Oracle daily OHLC built from per-block prices vs exchange daily OHLC:

| | Median | RMSE | Max |
|-------|--------|------|-----|
| Open | 0.21% | 0.59% | 15.4% |
| High | 0.53% | 1.18% | 28.0% |
| Low | 0.50% | 1.52% | 19.6% |
| Close | 0.24% | 0.74% | 15.5% |

### By year

| Year | Blocks | Median | RMSE | Max | >5% | >10% | >20% | Price range |
|------|--------|--------|------|-----|-----|------|------|-------------|
| 2018 | 6,492 | 0.69% | 2.34% | 33.4% | 183 | 122 | 5 | $3,129–$6,293 |
| 2019 | 54,272 | 0.16% | 0.74% | 17.4% | 195 | 69 | 0 | $3,338–$13,868 |
| 2020 | 53,102 | 0.10% | 0.43% | 18.1% | 68 | 3 | 0 | $3,858–$29,322 |
| 2021 | 52,733 | 0.07% | 0.47% | 14.4% | 38 | 9 | 0 | $27,678–$69,000 |
| 2022 | 53,230 | 0.07% | 0.32% | 6.8% | 10 | 0 | 0 | $15,460–$48,240 |
| 2023 | 54,032 | 0.10% | 0.25% | 6.7% | 5 | 0 | 0 | $16,490–$44,700 |
| 2024 | 53,367 | 0.11% | 0.31% | 9.7% | 16 | 0 | 0 | $38,555–$108,298 |
| 2025 | 53,113 | 0.11% | 0.25% | 5.8% | 4 | 0 | 0 | $74,409–$126,198 |
| 2026 | 5,910 | 0.10% | 0.27% | 3.3% | 0 | 0 | 0 | $60,000–$97,900 |

The oracle is only as good as the signal it reads. In late 2018 on-chain transaction volume was low and the round-dollar pattern was weak, so the first few thousand blocks are noisy (33% max error, 2.3% RMSE). By 2020 the signal is strong enough for 0.1% median accuracy. Since 2022, zero blocks exceed 10% error.

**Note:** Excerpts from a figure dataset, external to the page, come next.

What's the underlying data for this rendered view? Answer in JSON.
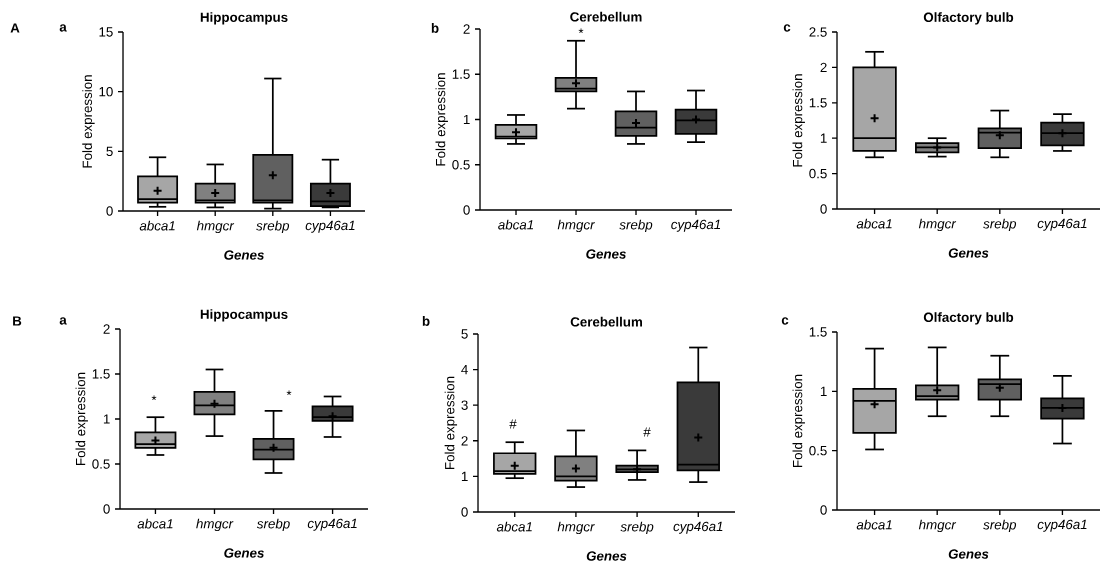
{
  "chart_data": [
    {
      "type": "box",
      "title": "Hippocampus",
      "xlabel": "Genes",
      "ylabel": "Fold expression",
      "annotations": [
        "A",
        "a"
      ],
      "categories": [
        "abca1",
        "hmgcr",
        "srebp",
        "cyp46a1"
      ],
      "colors": [
        "#a6a6a6",
        "#808080",
        "#606060",
        "#3a3a3a"
      ],
      "ylim": [
        0,
        15
      ],
      "yticks": [
        0,
        5,
        10,
        15
      ],
      "boxes": [
        {
          "low": 0.35,
          "q1": 0.7,
          "median": 1.0,
          "q3": 2.9,
          "high": 4.5,
          "mean": 1.7
        },
        {
          "low": 0.3,
          "q1": 0.7,
          "median": 0.9,
          "q3": 2.3,
          "high": 3.9,
          "mean": 1.5
        },
        {
          "low": 0.2,
          "q1": 0.7,
          "median": 0.9,
          "q3": 4.7,
          "high": 11.1,
          "mean": 3.0
        },
        {
          "low": 0.3,
          "q1": 0.4,
          "median": 0.8,
          "q3": 2.3,
          "high": 4.3,
          "mean": 1.5
        }
      ]
    },
    {
      "type": "box",
      "title": "Cerebellum",
      "xlabel": "Genes",
      "ylabel": "Fold expression",
      "annotations": [
        "b",
        "*"
      ],
      "categories": [
        "abca1",
        "hmgcr",
        "srebp",
        "cyp46a1"
      ],
      "colors": [
        "#a6a6a6",
        "#808080",
        "#606060",
        "#3a3a3a"
      ],
      "ylim": [
        0,
        2
      ],
      "yticks": [
        0,
        0.5,
        1,
        1.5,
        2
      ],
      "boxes": [
        {
          "low": 0.73,
          "q1": 0.79,
          "median": 0.81,
          "q3": 0.94,
          "high": 1.05,
          "mean": 0.86
        },
        {
          "low": 1.12,
          "q1": 1.31,
          "median": 1.34,
          "q3": 1.46,
          "high": 1.87,
          "mean": 1.4
        },
        {
          "low": 0.73,
          "q1": 0.82,
          "median": 0.91,
          "q3": 1.09,
          "high": 1.31,
          "mean": 0.96
        },
        {
          "low": 0.75,
          "q1": 0.84,
          "median": 0.99,
          "q3": 1.11,
          "high": 1.32,
          "mean": 1.0
        }
      ]
    },
    {
      "type": "box",
      "title": "Olfactory bulb",
      "xlabel": "Genes",
      "ylabel": "Fold expression",
      "annotations": [
        "c"
      ],
      "categories": [
        "abca1",
        "hmgcr",
        "srebp",
        "cyp46a1"
      ],
      "colors": [
        "#a6a6a6",
        "#808080",
        "#606060",
        "#3a3a3a"
      ],
      "ylim": [
        0,
        2.5
      ],
      "yticks": [
        0,
        0.5,
        1,
        1.5,
        2,
        2.5
      ],
      "boxes": [
        {
          "low": 0.73,
          "q1": 0.82,
          "median": 1.0,
          "q3": 2.0,
          "high": 2.22,
          "mean": 1.28
        },
        {
          "low": 0.74,
          "q1": 0.8,
          "median": 0.87,
          "q3": 0.93,
          "high": 1.0,
          "mean": 0.87
        },
        {
          "low": 0.73,
          "q1": 0.86,
          "median": 1.08,
          "q3": 1.14,
          "high": 1.39,
          "mean": 1.04
        },
        {
          "low": 0.82,
          "q1": 0.9,
          "median": 1.07,
          "q3": 1.22,
          "high": 1.34,
          "mean": 1.07
        }
      ]
    },
    {
      "type": "box",
      "title": "Hippocampus",
      "xlabel": "Genes",
      "ylabel": "Fold expression",
      "annotations": [
        "B",
        "a",
        "*",
        "*"
      ],
      "categories": [
        "abca1",
        "hmgcr",
        "srebp",
        "cyp46a1"
      ],
      "colors": [
        "#a6a6a6",
        "#808080",
        "#606060",
        "#3a3a3a"
      ],
      "ylim": [
        0,
        2
      ],
      "yticks": [
        0,
        0.5,
        1,
        1.5,
        2
      ],
      "boxes": [
        {
          "low": 0.6,
          "q1": 0.68,
          "median": 0.72,
          "q3": 0.85,
          "high": 1.02,
          "mean": 0.76
        },
        {
          "low": 0.81,
          "q1": 1.05,
          "median": 1.15,
          "q3": 1.3,
          "high": 1.55,
          "mean": 1.17
        },
        {
          "low": 0.4,
          "q1": 0.55,
          "median": 0.66,
          "q3": 0.78,
          "high": 1.09,
          "mean": 0.68
        },
        {
          "low": 0.8,
          "q1": 0.98,
          "median": 1.02,
          "q3": 1.14,
          "high": 1.25,
          "mean": 1.03
        }
      ]
    },
    {
      "type": "box",
      "title": "Cerebellum",
      "xlabel": "Genes",
      "ylabel": "Fold expression",
      "annotations": [
        "b",
        "#",
        "#"
      ],
      "categories": [
        "abca1",
        "hmgcr",
        "srebp",
        "cyp46a1"
      ],
      "colors": [
        "#a6a6a6",
        "#808080",
        "#606060",
        "#3a3a3a"
      ],
      "ylim": [
        0,
        5
      ],
      "yticks": [
        0,
        1,
        2,
        3,
        4,
        5
      ],
      "boxes": [
        {
          "low": 0.95,
          "q1": 1.07,
          "median": 1.15,
          "q3": 1.65,
          "high": 1.96,
          "mean": 1.3
        },
        {
          "low": 0.7,
          "q1": 0.88,
          "median": 1.0,
          "q3": 1.56,
          "high": 2.29,
          "mean": 1.22
        },
        {
          "low": 0.9,
          "q1": 1.12,
          "median": 1.2,
          "q3": 1.3,
          "high": 1.73,
          "mean": 1.2
        },
        {
          "low": 0.84,
          "q1": 1.17,
          "median": 1.33,
          "q3": 3.64,
          "high": 4.62,
          "mean": 2.09
        }
      ]
    },
    {
      "type": "box",
      "title": "Olfactory bulb",
      "xlabel": "Genes",
      "ylabel": "Fold expression",
      "annotations": [
        "c"
      ],
      "categories": [
        "abca1",
        "hmgcr",
        "srebp",
        "cyp46a1"
      ],
      "colors": [
        "#a6a6a6",
        "#808080",
        "#606060",
        "#3a3a3a"
      ],
      "ylim": [
        0,
        1.5
      ],
      "yticks": [
        0,
        0.5,
        1,
        1.5
      ],
      "boxes": [
        {
          "low": 0.51,
          "q1": 0.65,
          "median": 0.92,
          "q3": 1.02,
          "high": 1.36,
          "mean": 0.89
        },
        {
          "low": 0.79,
          "q1": 0.93,
          "median": 0.96,
          "q3": 1.05,
          "high": 1.37,
          "mean": 1.01
        },
        {
          "low": 0.79,
          "q1": 0.93,
          "median": 1.06,
          "q3": 1.1,
          "high": 1.3,
          "mean": 1.03
        },
        {
          "low": 0.56,
          "q1": 0.77,
          "median": 0.86,
          "q3": 0.94,
          "high": 1.13,
          "mean": 0.86
        }
      ]
    }
  ]
}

### Why no outlier smoothing?

Post-hoc smoothing — for example, correcting any block whose price deviates more than 5% from both its neighbors — would improve the aggregate numbers. This is deliberately not done, for two reasons:

1. **Simplicity**: The oracle is a single forward pass with no lookback corrections. Adding smoothing means defining thresholds, neighbor windows, and replacement strategies, all of which add complexity for marginal gain.
2. **Finality**: Each block's price is produced once and never revised (unless the block itself is reorged). Downstream consumers can treat the oracle output as append-only. Smoothing would require retroactively changing already-published prices, breaking that property.